Os argumentos não são novos, nem levam muito longe. Apenas revelam que o governo americano tem pressa em ampliar as exportações e abrir mercados para seus bens e serviços para, entre outras coisas, reduzir um problema social crucial, com evidentes repercussões políticas: o alto desemprego. O texto aponta que o mundo mudou nos dez anos de rodada e que China, Brasil e Índia são hoje as economias que mais crescem no mundo. Na parte introdutória do documento, Ronald Kirk, que ocupa um cargo correspondente a ministro do Comércio Exterior, mostra em números a relação entre vendas externas e a criação de postos de trabalho. Cada US$ 1 bilhão exportados em produtos industriais sustenta 6 mil empregos e a mesma quantia em serviços garante 4,5 mil empregos. As vagas vinculadas ao negócio exportador são mais bem remuneradas, 18% acima da média salarial nacional.
Kirk é explícito nas intenções americanas: "Uma política comercial que sustente melhores empregos americanos deve também perseguir agressivamente novas oportunidades em mercados emergentes de alto crescimento", afirma.
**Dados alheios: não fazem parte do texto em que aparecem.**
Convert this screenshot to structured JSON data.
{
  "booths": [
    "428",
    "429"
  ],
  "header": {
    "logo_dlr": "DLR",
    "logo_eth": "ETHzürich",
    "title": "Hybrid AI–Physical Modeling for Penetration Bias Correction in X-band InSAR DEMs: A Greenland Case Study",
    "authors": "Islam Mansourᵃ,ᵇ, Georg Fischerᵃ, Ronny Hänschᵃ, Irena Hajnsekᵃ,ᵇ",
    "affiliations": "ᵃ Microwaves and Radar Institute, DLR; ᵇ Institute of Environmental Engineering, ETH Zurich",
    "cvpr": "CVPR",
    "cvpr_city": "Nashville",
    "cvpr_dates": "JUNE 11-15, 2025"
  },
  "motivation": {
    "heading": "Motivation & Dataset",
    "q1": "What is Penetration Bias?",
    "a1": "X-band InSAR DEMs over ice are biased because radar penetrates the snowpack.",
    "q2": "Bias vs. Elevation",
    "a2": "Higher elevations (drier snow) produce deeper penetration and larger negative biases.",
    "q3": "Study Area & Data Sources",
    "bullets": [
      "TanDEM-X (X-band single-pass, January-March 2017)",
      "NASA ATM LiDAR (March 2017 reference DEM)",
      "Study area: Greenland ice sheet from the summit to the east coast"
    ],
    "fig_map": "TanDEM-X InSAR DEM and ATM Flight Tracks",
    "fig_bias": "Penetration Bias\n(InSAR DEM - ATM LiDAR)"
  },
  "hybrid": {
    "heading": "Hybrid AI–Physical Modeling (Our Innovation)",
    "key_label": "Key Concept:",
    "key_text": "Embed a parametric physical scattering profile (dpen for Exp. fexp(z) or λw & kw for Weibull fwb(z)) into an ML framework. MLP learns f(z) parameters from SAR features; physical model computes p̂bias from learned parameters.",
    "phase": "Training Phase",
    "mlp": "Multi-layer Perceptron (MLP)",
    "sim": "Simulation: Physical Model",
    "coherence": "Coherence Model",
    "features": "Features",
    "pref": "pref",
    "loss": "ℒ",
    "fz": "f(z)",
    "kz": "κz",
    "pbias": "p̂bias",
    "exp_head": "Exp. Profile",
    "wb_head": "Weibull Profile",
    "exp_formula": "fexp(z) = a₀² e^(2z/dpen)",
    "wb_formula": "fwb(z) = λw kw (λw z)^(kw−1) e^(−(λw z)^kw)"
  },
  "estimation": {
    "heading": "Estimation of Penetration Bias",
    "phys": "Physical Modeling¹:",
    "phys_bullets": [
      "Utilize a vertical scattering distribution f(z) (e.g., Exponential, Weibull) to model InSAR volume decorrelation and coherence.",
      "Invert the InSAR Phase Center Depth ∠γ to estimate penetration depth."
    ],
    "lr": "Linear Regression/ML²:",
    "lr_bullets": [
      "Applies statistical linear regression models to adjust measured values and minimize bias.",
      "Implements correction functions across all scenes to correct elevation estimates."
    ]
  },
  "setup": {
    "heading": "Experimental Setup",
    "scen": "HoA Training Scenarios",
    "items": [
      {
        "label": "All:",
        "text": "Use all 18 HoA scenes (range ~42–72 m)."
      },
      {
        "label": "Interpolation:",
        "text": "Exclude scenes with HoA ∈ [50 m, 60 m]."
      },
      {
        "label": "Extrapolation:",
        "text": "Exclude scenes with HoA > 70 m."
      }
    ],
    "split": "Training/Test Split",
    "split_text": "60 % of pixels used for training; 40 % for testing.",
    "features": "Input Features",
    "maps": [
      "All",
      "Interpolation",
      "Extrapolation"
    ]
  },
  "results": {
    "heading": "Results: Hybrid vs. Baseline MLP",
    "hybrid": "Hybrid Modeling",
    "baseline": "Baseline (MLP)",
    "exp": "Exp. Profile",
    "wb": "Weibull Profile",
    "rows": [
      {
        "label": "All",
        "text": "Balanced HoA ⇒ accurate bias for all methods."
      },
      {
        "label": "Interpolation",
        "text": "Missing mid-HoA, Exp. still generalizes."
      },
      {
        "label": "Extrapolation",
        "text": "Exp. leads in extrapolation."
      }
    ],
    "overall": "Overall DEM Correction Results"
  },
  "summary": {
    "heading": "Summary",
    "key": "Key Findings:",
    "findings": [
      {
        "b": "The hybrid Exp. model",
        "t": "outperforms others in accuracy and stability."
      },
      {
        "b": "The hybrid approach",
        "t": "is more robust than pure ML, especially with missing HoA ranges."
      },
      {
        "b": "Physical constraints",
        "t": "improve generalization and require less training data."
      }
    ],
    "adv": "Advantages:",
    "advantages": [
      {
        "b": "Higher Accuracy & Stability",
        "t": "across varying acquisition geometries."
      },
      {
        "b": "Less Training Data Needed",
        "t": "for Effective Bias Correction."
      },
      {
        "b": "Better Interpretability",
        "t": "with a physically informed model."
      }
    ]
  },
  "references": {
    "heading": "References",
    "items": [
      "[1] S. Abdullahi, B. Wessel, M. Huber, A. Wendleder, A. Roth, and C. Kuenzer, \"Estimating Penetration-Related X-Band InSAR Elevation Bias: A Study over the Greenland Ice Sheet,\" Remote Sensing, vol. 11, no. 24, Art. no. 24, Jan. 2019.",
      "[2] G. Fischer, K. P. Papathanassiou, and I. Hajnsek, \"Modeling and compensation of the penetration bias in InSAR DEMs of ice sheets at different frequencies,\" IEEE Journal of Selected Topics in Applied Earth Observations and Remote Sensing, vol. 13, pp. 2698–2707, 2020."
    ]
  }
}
Para que esses objetivos sejam cumpridos, China, Brasil e Índia "têm de olhar não apenas seus próprios interesses na hora de decidir por medidas de liberalização comercial, mas também promover o crescimento econômico global".
Enquanto jogam duramente na defesa de subsídios a seus agricultores, os Estados Unidos têm interesses vitais na questão do acesso a mercados de produtos não agrícolas (NAMA), que além de produtos manufaturados abrange mineração, petróleo e indústria da pesca. Segundo o USTR, 95% das exportações americanas são afetadas por esse capítulo da negociação de Doha, mas nele só enfrentaram dissabores, trazidos pelos países do outro G-20 - sigla que na rodada designou o grupo de países emergentes que se alinharam ao Brasil, especialmente nas questões agrícolas.
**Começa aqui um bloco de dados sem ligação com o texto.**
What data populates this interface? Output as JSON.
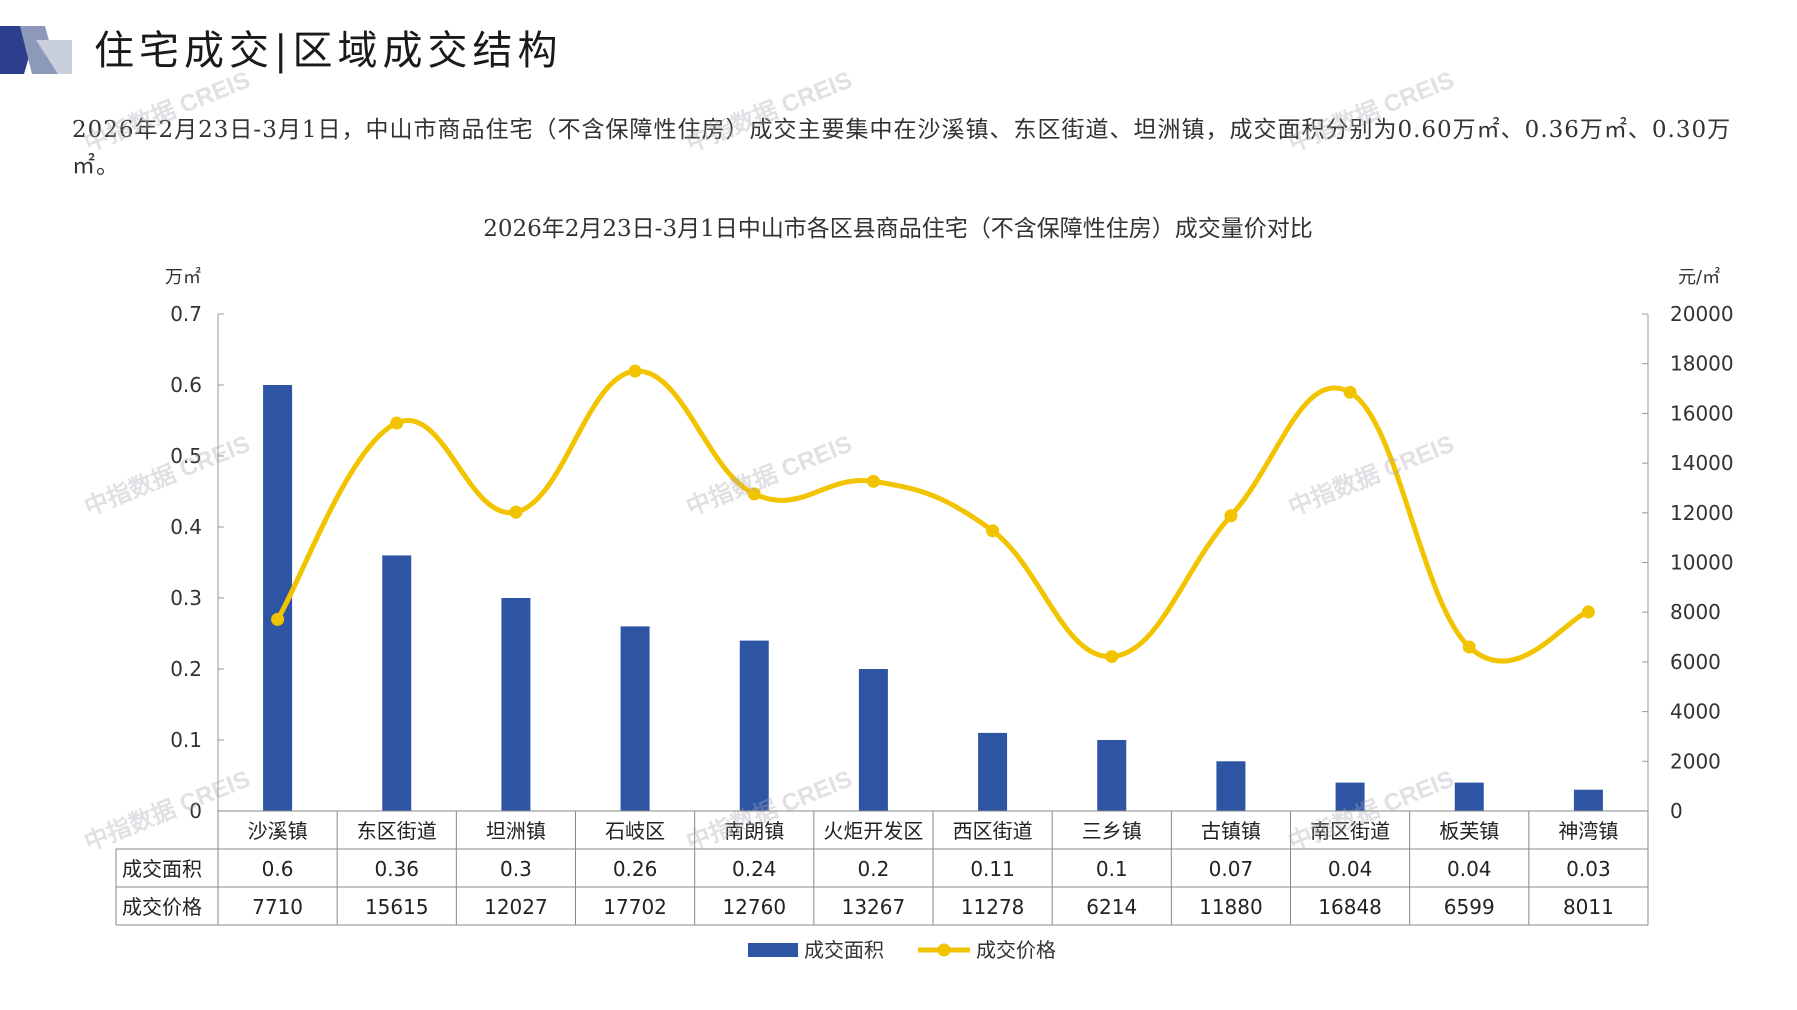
{
  "page": {
    "title": "住宅成交|区域成交结构",
    "summary": "2026年2月23日-3月1日，中山市商品住宅（不含保障性住房）成交主要集中在沙溪镇、东区街道、坦洲镇，成交面积分别为0.60万㎡、0.36万㎡、0.30万㎡。"
  },
  "colors": {
    "bar": "#2E54A4",
    "line": "#F2C400",
    "accent": "#2B3F8C"
  },
  "watermark": "中指数据 CREIS",
  "chart_data": {
    "type": "bar",
    "title": "2026年2月23日-3月1日中山市各区县商品住宅（不含保障性住房）成交量价对比",
    "y_left_unit": "万㎡",
    "y_right_unit": "元/㎡",
    "y_left_range": [
      0,
      0.7
    ],
    "y_left_ticks": [
      "0",
      "0.1",
      "0.2",
      "0.3",
      "0.4",
      "0.5",
      "0.6",
      "0.7"
    ],
    "y_right_range": [
      0,
      20000
    ],
    "y_right_ticks": [
      "0",
      "2000",
      "4000",
      "6000",
      "8000",
      "10000",
      "12000",
      "14000",
      "16000",
      "18000",
      "20000"
    ],
    "categories": [
      "沙溪镇",
      "东区街道",
      "坦洲镇",
      "石岐区",
      "南朗镇",
      "火炬开发区",
      "西区街道",
      "三乡镇",
      "古镇镇",
      "南区街道",
      "板芙镇",
      "神湾镇"
    ],
    "series": [
      {
        "name": "成交面积",
        "type": "bar",
        "axis": "left",
        "values": [
          0.6,
          0.36,
          0.3,
          0.26,
          0.24,
          0.2,
          0.11,
          0.1,
          0.07,
          0.04,
          0.04,
          0.03
        ]
      },
      {
        "name": "成交价格",
        "type": "line",
        "axis": "right",
        "values": [
          7710,
          15615,
          12027,
          17702,
          12760,
          13267,
          11278,
          6214,
          11880,
          16848,
          6599,
          8011
        ]
      }
    ],
    "table_rows": [
      {
        "label": "成交面积",
        "cells": [
          "0.6",
          "0.36",
          "0.3",
          "0.26",
          "0.24",
          "0.2",
          "0.11",
          "0.1",
          "0.07",
          "0.04",
          "0.04",
          "0.03"
        ]
      },
      {
        "label": "成交价格",
        "cells": [
          "7710",
          "15615",
          "12027",
          "17702",
          "12760",
          "13267",
          "11278",
          "6214",
          "11880",
          "16848",
          "6599",
          "8011"
        ]
      }
    ],
    "legend_position": "bottom",
    "grid": false
  }
}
O documento americano lamenta que Brasil, Índia e China relutem em fazer ofertas de maior abertura de mercado para os bens não agrícolas, mesmo depois de os países desenvolvidos terem em tese aceitado reduzir todas as suas tarifas de importação a menos de 8%, e concordado que os emergentes mantivessem tarifas mais altas e até intocadas para centenas de produtos manufaturados.
Os EUA deixam claro que o sucesso ou fracasso de Doha será medido pela obtenção de compromisso de abertura em todas as áreas, particularmente dos grandes países emergentes. Os países emergentes têm vários motivos para apresentar uma série de demandas insatisfeitas pelos EUA e União Europeia e isso desemboca exatamente na selva de divergências que levou Doha a seu estado de coma atual.
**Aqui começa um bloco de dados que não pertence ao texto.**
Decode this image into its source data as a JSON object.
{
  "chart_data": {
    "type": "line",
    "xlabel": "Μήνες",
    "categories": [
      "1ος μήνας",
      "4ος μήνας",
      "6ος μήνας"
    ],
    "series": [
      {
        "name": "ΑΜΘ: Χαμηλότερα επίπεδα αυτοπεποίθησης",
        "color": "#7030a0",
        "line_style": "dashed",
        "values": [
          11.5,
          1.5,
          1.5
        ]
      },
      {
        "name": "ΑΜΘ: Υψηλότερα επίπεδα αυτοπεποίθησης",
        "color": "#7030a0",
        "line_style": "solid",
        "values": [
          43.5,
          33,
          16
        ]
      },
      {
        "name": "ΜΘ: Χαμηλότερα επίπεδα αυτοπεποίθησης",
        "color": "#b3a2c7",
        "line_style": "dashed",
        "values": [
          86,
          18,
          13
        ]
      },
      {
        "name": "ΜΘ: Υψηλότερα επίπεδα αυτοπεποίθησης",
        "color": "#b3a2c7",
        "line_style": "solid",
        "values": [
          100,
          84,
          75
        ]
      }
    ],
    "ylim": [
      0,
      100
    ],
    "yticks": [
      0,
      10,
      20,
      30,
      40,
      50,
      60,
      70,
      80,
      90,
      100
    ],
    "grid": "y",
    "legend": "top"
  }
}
Se durante o auge de um longo período de crescimento até 2008 as negociações cambalearam de impasse em impasse, em um mundo instável após a enorme crise financeira seria pouco sensato contar com a retomada das negociações. Às voltas com pressões de valorização de suas moedas, boa parte dos emergentes, exceto a China, estão perdendo competitividade comercial, enquanto assistem ao barateamento das importações concorrentes da produção doméstica. Eles não voltarão à mesa de discussões para oferecer algo relevante tão cedo.